Если бы романа как жанра не существовало, его должно было выдумать — иначе о чем беспрерывно размышляли бы и спорили критики?
Похоже, роман не знает подлинных кризисов. Ощущая время от времени упадок и не подавая подчас заметных признаков жизни (если понимать под жизнью жанра появление крупных произведений с ясными жанровыми признаками), он тем не менее в каждом случае имеет право сказать, что слухи о его смерти сильно преувеличены. Нет, эти слухи вовсе не опровергаются огромными повестями, лукаво раздутыми до немыслимого многостраничья, — тут налицо откровенная компрометация благородного жанра. Роман жив потому, что он подвижен, всегда открыт жизненным и литературным веяниям, потому, что он готов впитать и выразить в нестесненной форме духовный опыт каждой человеческой генерации. Наверное, в романе всегда будет необходимость еще и по той причине, что ему под силу не только тщательно отразить бытие человека во временнбм потоке и пространственных перемещениях, но и предметно показать способному удивляться читателю, какое это огромное, требующее бесконечного исследования пространство — сама человеческая жизнь, земное существование одной людской особи.
Дата Туташхиа на наших глазах становится на двадцать с лишним лет старше, из юноши — зрелым мужем, седеет его голова и горькой мудростью наполняется сердце. Его пребывание на земле — мир, настолько оно быстротечно, настолько верит герой повествования в предначертанность, заведомую определенность своей судьбы и своих жизненных сроков. И в то же время — как обширна, как полна событиями эта биография, как многоступенчаты и многосторонни ее связи с биографиями других людей.
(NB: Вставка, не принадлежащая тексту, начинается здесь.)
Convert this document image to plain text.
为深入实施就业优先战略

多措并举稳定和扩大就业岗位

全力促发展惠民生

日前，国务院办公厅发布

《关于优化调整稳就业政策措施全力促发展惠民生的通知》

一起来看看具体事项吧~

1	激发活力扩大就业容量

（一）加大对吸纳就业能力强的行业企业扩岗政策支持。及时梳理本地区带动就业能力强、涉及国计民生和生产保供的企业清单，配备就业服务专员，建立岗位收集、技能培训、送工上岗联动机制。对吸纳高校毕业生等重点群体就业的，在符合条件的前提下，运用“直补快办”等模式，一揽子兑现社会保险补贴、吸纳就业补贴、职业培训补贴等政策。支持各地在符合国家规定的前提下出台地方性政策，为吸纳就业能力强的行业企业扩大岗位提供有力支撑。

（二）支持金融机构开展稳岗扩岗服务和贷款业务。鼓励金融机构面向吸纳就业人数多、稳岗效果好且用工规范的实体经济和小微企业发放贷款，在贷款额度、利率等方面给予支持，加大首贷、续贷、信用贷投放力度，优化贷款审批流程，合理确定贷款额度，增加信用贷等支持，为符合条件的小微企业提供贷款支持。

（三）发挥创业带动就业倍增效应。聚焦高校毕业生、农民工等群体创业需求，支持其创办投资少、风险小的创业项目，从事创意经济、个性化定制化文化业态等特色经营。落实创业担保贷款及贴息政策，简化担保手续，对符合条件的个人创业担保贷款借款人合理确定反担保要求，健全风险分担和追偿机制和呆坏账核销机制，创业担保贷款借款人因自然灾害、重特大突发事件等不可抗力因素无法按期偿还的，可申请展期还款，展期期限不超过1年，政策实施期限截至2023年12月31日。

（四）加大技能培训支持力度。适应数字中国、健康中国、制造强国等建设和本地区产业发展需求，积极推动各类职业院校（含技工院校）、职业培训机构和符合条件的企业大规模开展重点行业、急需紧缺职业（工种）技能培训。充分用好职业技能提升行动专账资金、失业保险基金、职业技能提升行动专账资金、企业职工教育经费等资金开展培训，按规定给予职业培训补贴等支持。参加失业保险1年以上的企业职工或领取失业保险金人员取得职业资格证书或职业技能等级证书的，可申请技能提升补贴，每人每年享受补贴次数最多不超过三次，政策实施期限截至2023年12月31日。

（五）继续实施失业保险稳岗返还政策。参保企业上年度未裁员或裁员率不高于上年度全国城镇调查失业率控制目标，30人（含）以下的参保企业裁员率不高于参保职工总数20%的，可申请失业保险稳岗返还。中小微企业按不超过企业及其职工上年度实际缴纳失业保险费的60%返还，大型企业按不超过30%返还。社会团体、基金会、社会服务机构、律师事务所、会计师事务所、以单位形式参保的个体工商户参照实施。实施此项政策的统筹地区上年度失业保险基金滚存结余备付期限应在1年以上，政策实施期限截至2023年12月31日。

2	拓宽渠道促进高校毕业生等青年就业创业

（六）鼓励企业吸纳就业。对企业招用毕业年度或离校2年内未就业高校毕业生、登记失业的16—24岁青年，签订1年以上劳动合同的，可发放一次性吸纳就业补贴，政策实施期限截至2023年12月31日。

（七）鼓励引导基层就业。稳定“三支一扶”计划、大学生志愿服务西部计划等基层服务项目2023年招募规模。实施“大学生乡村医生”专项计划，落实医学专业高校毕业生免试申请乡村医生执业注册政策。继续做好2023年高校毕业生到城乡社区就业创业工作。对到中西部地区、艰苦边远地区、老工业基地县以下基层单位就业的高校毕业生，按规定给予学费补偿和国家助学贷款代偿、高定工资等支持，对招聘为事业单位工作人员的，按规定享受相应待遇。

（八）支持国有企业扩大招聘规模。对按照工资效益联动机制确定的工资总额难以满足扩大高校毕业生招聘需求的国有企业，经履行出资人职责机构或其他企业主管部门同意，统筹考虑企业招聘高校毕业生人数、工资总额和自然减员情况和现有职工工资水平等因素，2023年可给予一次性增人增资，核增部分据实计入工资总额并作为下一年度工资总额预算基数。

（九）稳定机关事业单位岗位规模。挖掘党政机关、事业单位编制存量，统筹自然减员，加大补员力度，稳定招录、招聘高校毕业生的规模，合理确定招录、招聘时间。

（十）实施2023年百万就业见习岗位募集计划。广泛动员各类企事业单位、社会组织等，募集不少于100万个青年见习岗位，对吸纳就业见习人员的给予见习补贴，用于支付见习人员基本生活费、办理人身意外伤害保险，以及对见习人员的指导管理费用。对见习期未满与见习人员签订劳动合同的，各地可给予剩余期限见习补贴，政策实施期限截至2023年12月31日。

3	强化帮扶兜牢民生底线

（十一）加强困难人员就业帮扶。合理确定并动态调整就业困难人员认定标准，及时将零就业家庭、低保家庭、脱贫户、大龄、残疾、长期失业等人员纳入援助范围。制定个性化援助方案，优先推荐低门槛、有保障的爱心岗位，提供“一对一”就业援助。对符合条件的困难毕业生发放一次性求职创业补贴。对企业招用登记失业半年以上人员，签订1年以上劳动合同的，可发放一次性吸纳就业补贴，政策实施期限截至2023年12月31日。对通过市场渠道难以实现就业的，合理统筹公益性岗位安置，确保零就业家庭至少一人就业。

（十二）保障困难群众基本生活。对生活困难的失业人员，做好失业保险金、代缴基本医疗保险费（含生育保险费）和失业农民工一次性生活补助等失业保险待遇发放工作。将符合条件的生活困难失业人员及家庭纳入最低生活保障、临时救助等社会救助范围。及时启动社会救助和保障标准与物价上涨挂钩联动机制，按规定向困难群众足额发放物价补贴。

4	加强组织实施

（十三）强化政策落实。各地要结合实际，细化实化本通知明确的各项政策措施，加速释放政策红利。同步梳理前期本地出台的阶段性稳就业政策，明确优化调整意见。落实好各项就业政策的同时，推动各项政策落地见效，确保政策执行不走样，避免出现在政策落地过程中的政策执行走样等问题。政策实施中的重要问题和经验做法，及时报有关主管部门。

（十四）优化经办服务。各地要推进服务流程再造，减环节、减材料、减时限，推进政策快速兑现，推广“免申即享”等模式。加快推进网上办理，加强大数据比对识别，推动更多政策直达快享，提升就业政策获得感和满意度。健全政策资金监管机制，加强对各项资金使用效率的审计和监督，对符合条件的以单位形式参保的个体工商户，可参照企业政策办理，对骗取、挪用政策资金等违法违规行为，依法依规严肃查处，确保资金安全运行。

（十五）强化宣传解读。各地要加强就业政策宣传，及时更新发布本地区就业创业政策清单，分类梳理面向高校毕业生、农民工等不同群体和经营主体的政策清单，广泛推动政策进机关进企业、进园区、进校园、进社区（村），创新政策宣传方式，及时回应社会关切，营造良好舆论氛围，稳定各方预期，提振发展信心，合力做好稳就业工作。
Разве бесконечное отражение поступков, высказываний, самого облика Даты чьим-то, каждый раз другим сознанием не открывает нам бездонность самого познания человеческой индивидуальности? Каждая из новелл-монологов если не обогащает наши представления о Дате, то сообщает о нем какие-то сведения, в каждом микроповествовании — только часть истины, никому не дано выразить ее целиком. Не является ли такое построение романа материализованным неприятием монополии на истину и призывом к нашему разуму никогда не знать усталости в поисках истины? Как не знал ее Дата Туташхиа, раздвинув в ходе этих поисков духовное пространство, собственной жизни.
Пожалуй, в нашей литературе последних лет и даже десятилетий не было подобного «Дате» «собранья пестрых глав». Роман не производит впечатления монолита, оставляя при этом ощущение цельности — текущие в его обширных пределах смысловые потоки центростремительны, словесная рябь не мешает увидеть в каждом случае четкое русло замысла.
Познакомившись с «Датой», можно немало узнать о состоянии и движении грузинской, в частности крупномасштабной прозы, о нынешних веяниях в советской романистике. Предметно воплотив обостренный интерес нашей литературы к миру личности, к нравственной проблематике, роман «Дата Туташхиа» сказал свое слово и в формотворческой сфере.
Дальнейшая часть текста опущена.